Tanuki-Manga

Tanuki.pl

Wyszukiwarka recenzji

Zapraszamy na Discord!

Pandora Hearts

Tom 22
Wydawca: Waneko (www)
Rok wydania: 2016
ISBN: 978-83-65229-69-4
Liczba stron: 242
Okładka
Dodaj do: Wykop Wykop.pl

Recenzja

Glen Baskerville jest wyjątkowo zdeterminowany i już udowodnił, że nie cofnie się przed niczym, by osiągnąć zamierzony cel. W pogoń za nim do Sablier podążają Oz i jego przyjaciele, którzy za wszelką cenę nie chcą dopuścić do zmiany przeszłości. Jednakże odnalezienie go nie przyjdzie im tak łatwo, ponieważ zniszczenie łańcuchów oplatających świat spowodowało niespodziewane otwarcie ścieżki do Otchłani, z której wyłoniły się potwory. Co gorsza, obie rzeczywistości zaczynają się przenikać i wszystkim po raz kolejny przyjdzie się zgubić w widmowym mieście sprzed ponad stu lat… Jak tym razem się w nim odnajdą?

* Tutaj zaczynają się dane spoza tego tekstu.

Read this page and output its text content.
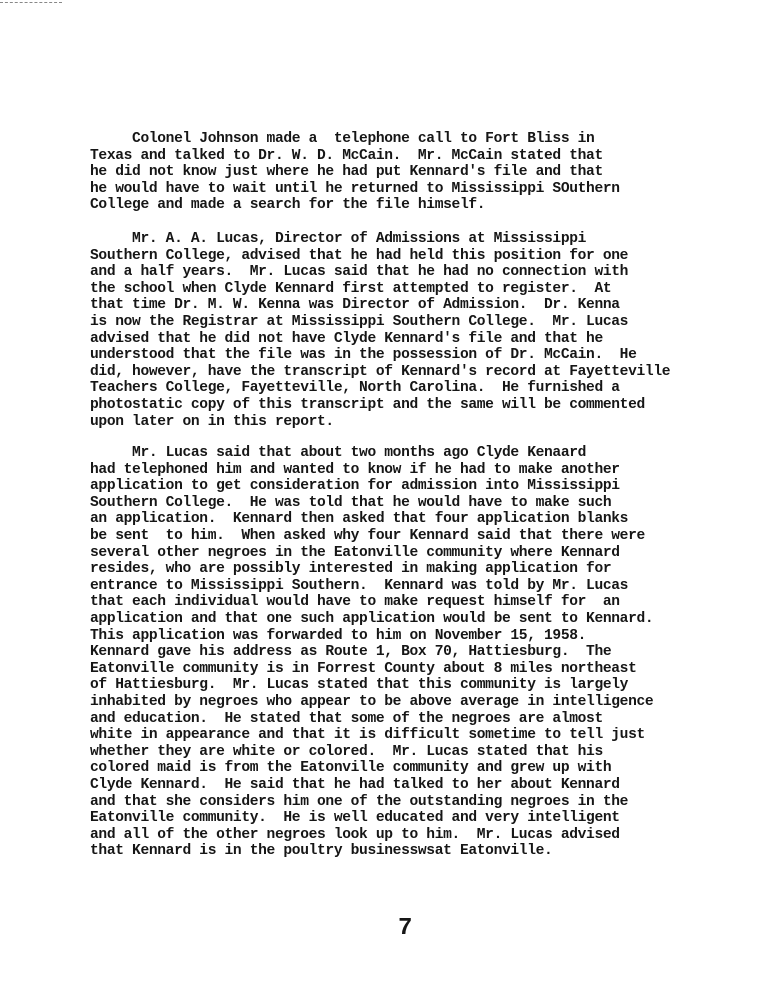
Colonel Johnson made a  telephone call to Fort Bliss in
Texas and talked to Dr. W. D. McCain.  Mr. McCain stated that
he did not know just where he had put Kennard's file and that
he would have to wait until he returned to Mississippi SOuthern
College and made a search for the file himself.
Mr. A. A. Lucas, Director of Admissions at Mississippi
Southern College, advised that he had held this position for one
and a half years.  Mr. Lucas said that he had no connection with
the school when Clyde Kennard first attempted to register.  At
that time Dr. M. W. Kenna was Director of Admission.  Dr. Kenna
is now the Registrar at Mississippi Southern College.  Mr. Lucas
advised that he did not have Clyde Kennard's file and that he
understood that the file was in the possession of Dr. McCain.  He
did, however, have the transcript of Kennard's record at Fayetteville
Teachers College, Fayetteville, North Carolina.  He furnished a
photostatic copy of this transcript and the same will be commented
upon later on in this report.
Mr. Lucas said that about two months ago Clyde Kenaard
had telephoned him and wanted to know if he had to make another
application to get consideration for admission into Mississippi
Southern College.  He was told that he would have to make such
an application.  Kennard then asked that four application blanks
be sent  to him.  When asked why four Kennard said that there were
several other negroes in the Eatonville community where Kennard
resides, who are possibly interested in making application for
entrance to Mississippi Southern.  Kennard was told by Mr. Lucas
that each individual would have to make request himself for  an
application and that one such application would be sent to Kennard.
This application was forwarded to him on November 15, 1958.
Kennard gave his address as Route 1, Box 70, Hattiesburg.  The
Eatonville community is in Forrest County about 8 miles northeast
of Hattiesburg.  Mr. Lucas stated that this community is largely
inhabited by negroes who appear to be above average in intelligence
and education.  He stated that some of the negroes are almost
white in appearance and that it is difficult sometime to tell just
whether they are white or colored.  Mr. Lucas stated that his
colored maid is from the Eatonville community and grew up with
Clyde Kennard.  He said that he had talked to her about Kennard
and that she considers him one of the outstanding negroes in the
Eatonville community.  He is well educated and very intelligent
and all of the other negroes look up to him.  Mr. Lucas advised
that Kennard is in the poultry businesswsat Eatonville.
7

Pościg za zdesperowanym przywódcą rodu Baskerville’ów rozpoczyna się na dobre. Trwa gorączkowy wyścig z czasem, a przeróżne wydarzenia sprawiają, że ścieżki bohaterów raz się schodzą, raz rozchodzą, a to z kolei czyni fabułę wyjątkowo dynamiczną. W Pandora Hearts naprawdę mało było chwil na oddech, bo każdy spokojniejszy rozdział oznaczał zwykle ciszę przed burzą, a teraz wichura rozpętała się na dobre i potrwa niemal do samego końca. Zaniepokojonych mogę zapewnić, że szybkie tempo nie oznacza, iż akcja gna na złamanie karku, a czytelnicy pogubią się w natłoku zdarzeń. Wyraźnie widać, z jaką łatwością i wdziękiem autorka konsekwentnie przelewa na papier wymyśloną historię. Wszystko zostało starannie zaplanowane od samego początku i mimo że sporo już się wyjaśniło, to kolejne fakty się zazębiają i poznajemy następne ważne odpowiedzi, a przy tym nie mamy wrażenia, że zalewa nas potok informacji.

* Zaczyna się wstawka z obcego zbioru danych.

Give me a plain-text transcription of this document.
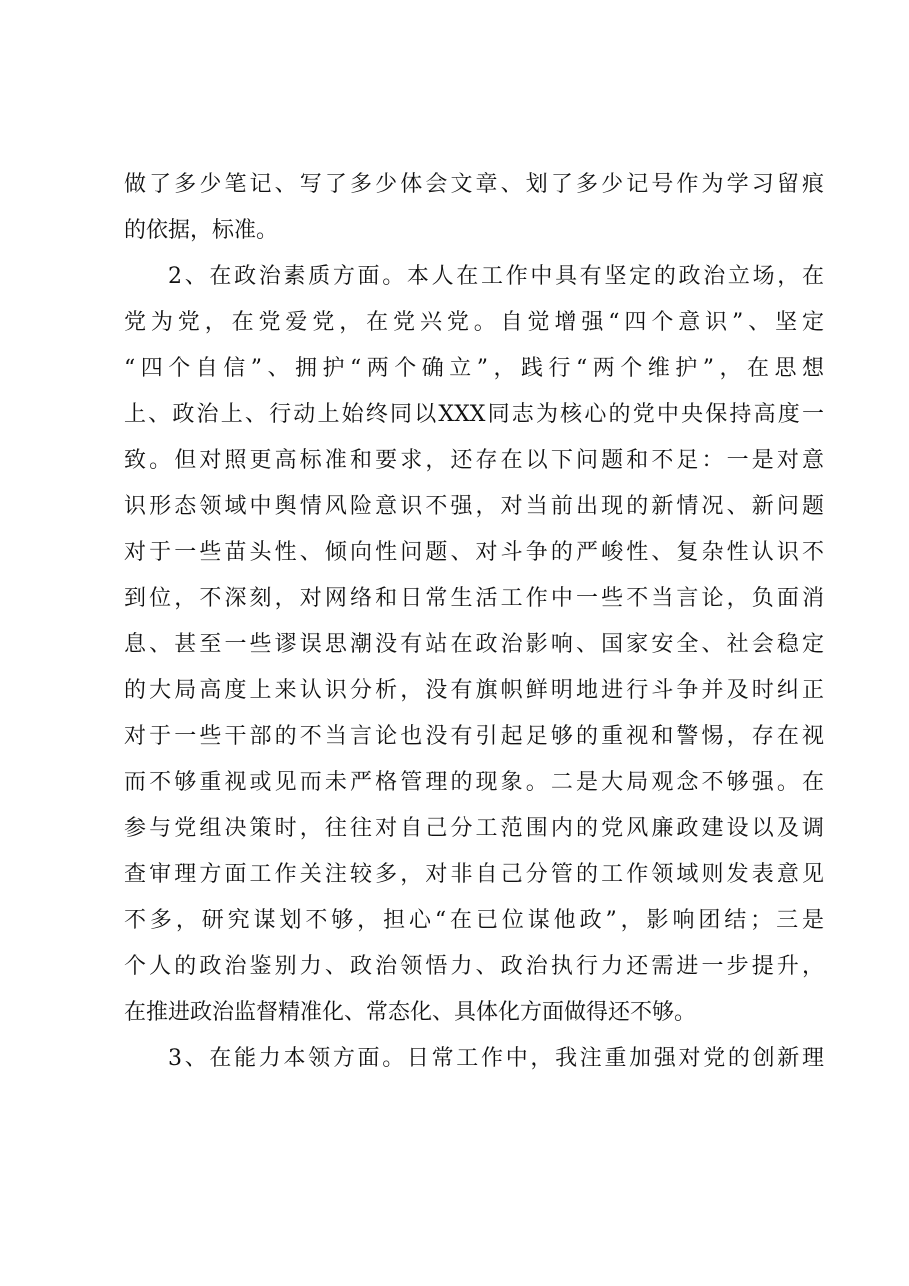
做了多少笔记、写了多少体会文章、划了多少记号作为学习留痕
的依据，标准。
2、在政治素质方面。本人在工作中具有坚定的政治立场，在
党为党，在党爱党，在党兴党。自觉增强“四个意识”、坚定
“四个自信”、拥护“两个确立”，践行“两个维护”，在思想
上、政治上、行动上始终同以XXX同志为核心的党中央保持高度一
致。但对照更高标准和要求，还存在以下问题和不足：一是对意
识形态领域中舆情风险意识不强，对当前出现的新情况、新问题
对于一些苗头性、倾向性问题、对斗争的严峻性、复杂性认识不
到位，不深刻，对网络和日常生活工作中一些不当言论，负面消
息、甚至一些谬误思潮没有站在政治影响、国家安全、社会稳定
的大局高度上来认识分析，没有旗帜鲜明地进行斗争并及时纠正
对于一些干部的不当言论也没有引起足够的重视和警惕，存在视
而不够重视或见而未严格管理的现象。二是大局观念不够强。在
参与党组决策时，往往对自己分工范围内的党风廉政建设以及调
查审理方面工作关注较多，对非自己分管的工作领域则发表意见
不多，研究谋划不够，担心“在已位谋他政”，影响团结；三是
个人的政治鉴别力、政治领悟力、政治执行力还需进一步提升，
在推进政治监督精准化、常态化、具体化方面做得还不够。
3、在能力本领方面。日常工作中，我注重加强对党的创新理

Zbliżamy się już do końca opowieści, zostały jeszcze tylko dwa tomy, ale choć to już teoretycznie ostatnia prosta, pani Mochizuki nie zapomina o rozwijaniu swoich bohaterów, którzy pomiędzy kolejnymi scenami akcji dostają stosunkowo dużo miejsca, by się wykazać. Zdobiący obwolutę Oz (tym razem w bardziej demonicznej odsłonie) oraz jego przyjaciele, Gilbert i Alice, najgorsze już teoretycznie mają za sobą i wyruszyli w pościg za Glenem z jasno wytyczonym celem. Obsada mangi jest jednak liczna i pozostało jeszcze kilka istotniejszych postaci, które nie do końca poradziły sobie ze swoimi wewnętrznymi demonami. Tym razem najwięcej miejsca poświęcono Breakowi, Noise oraz Adzie Vessalius, którzy zawsze przewijali się pomiędzy protagonistami, lecz dopiero teraz mają okazję zabłysnąć.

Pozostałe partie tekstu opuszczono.